Researcher Katja Schmidt from the Department of Complementary Medicine at the Universities of Exeter and Plymouth discovered this when she sent out an e-mail to GPs, homeopaths and chiropractors asking them for advice about immunisation.

SCHMIDT
We contacted those people in which a mother asked for advice regarding the MMR vaccination for her one year old child. And altogether we contacted 168 homeopaths of whom 72% responded and we also contacted 63 chiropractors, of whom 44% responded. I have to point out that not a single general practitioner responded to our query. And what we found really is that only a few professional homeopaths and about a quarter of the chiropractors that we contacted and that responded advised in favour of the MMR vaccination and almost half of the homeopaths and nearly a fifth of the chiropractors advised against MMR vaccination. So really what we can say is that some providers of complementary medicine are advising people against government policy and general practitioners, on the other hand, seem not to respond at all to patients’ e-mails on this very delicate matter.

FORD
The fact is that increasing numbers of parents are exploring alternative ways of protecting their children from infectious diseases. Acupuncturist Nancy Holroyd Downing believes an alternative way of viewing health doesn’t necessarily fit with the conventional view of immunisation.

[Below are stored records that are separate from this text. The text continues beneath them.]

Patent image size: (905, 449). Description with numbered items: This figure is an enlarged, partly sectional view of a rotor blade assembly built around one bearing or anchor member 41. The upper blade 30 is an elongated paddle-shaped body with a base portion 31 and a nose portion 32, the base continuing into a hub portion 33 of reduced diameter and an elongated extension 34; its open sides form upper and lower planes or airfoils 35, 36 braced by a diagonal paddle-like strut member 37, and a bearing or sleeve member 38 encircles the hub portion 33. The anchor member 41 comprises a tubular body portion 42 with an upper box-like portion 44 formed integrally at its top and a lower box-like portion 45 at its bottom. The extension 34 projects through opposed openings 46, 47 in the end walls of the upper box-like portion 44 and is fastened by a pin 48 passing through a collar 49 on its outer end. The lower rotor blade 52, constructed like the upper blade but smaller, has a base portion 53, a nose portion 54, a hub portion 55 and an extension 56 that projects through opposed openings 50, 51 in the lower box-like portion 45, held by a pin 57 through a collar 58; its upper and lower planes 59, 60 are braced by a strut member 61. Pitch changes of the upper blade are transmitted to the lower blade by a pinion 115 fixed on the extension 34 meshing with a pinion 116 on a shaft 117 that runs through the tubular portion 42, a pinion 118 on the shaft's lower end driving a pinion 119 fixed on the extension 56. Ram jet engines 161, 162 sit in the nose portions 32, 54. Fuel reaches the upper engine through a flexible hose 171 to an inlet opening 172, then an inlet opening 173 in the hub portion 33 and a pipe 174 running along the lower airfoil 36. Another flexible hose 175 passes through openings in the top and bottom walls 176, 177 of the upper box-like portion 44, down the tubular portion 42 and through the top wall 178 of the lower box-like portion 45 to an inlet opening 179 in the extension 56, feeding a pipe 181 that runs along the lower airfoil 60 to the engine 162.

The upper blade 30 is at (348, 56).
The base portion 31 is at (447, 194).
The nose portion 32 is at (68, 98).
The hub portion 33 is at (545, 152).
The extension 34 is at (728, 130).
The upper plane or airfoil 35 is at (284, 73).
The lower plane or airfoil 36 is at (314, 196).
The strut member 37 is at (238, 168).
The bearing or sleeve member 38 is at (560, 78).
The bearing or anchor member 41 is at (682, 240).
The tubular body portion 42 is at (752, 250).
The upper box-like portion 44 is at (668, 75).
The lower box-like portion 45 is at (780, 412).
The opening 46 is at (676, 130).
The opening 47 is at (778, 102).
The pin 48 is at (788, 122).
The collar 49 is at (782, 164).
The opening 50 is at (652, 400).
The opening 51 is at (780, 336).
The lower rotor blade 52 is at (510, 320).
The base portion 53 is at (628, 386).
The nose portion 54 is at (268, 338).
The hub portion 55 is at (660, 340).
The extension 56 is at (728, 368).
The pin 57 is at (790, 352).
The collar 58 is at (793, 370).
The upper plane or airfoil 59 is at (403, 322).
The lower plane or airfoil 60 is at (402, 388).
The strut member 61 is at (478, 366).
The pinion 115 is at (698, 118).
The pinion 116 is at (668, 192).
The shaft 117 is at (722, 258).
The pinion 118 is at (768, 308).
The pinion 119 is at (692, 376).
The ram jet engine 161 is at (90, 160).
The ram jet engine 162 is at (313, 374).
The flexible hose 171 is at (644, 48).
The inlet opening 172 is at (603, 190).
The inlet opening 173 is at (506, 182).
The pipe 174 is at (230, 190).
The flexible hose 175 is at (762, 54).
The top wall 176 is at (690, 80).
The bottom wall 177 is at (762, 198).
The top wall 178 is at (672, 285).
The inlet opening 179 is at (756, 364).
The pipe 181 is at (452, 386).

This remains a highly debated issue both within CAM but also between CAM and orthodox medicine. But are practitioners like Nancy right to offer advice?

HOLROYD DOWNING
What I try to do, because this is a fractious argument and this is something that is not only a source of a lot of anger but it’s a source of a lot of soul searching on the parts of parents and I don’t …

FORD
And guilt as well.

HOLROYD DOWNING
And guilt and I do not want to contribute to the bad stuff there. What I say to people is that there are a number of ways to look at the whole notion of childhood illnesses and there are a number of ways to treat those illnesses either preventively or after the fact. Measles is not bubonic plague, people do and did survive - I survived measles …

FORD
Yes so did I and my brothers as well.

HOLROYD DOWNING
And I think the public health issue is relevant here. I think if a parent chooses to have their child immunised it’s a perfectly reasonable decision to make.

FORD
Because measles does have potentially very large numbers of complications doesn’t it.

HOLROYD DOWNING
Yes it does.

FORD
And some children, very few, might become seriously ill. Now if we didn’t have vaccination and we only used Chinese medicine do you think we could protect as many children as we do by vaccinating them?

HOLROYD DOWNING
I don’t know quite honestly the answer to that question. I don’t think we can say that if there was not measles vaccine we would have - I don’t think, I mean I’m willing to be proved wrong here - I don’t think we would have scores of children dropping dead.

FORD
We’ll that’s one view and we’ll examine what the professional bodies governing different CAM practices have to say on this and other issues in more detail next week when I’ll look at the regulation of CAM. But Dr Peter Fisher, Head of the Royal Homeopathic Hospital in London is adamant that immunisation is an advance in child health care.

FISHER
One of the things that annoys me particularly when you hear people who are not members of health professions denouncing immunisation - it’s what I call the spoilt brat school of medicine, they’ve never seen diphtheria or polio, they assumed it didn’t exist - it never existed or those things weren’t the terrible diseases that they are. The fact is the reason they’ve never seen them is that immunisation is an extremely effective treatment and kids don’t get paralysed from polio, they don’t die of diphtheria anymore and it’s entirely down to immunisation.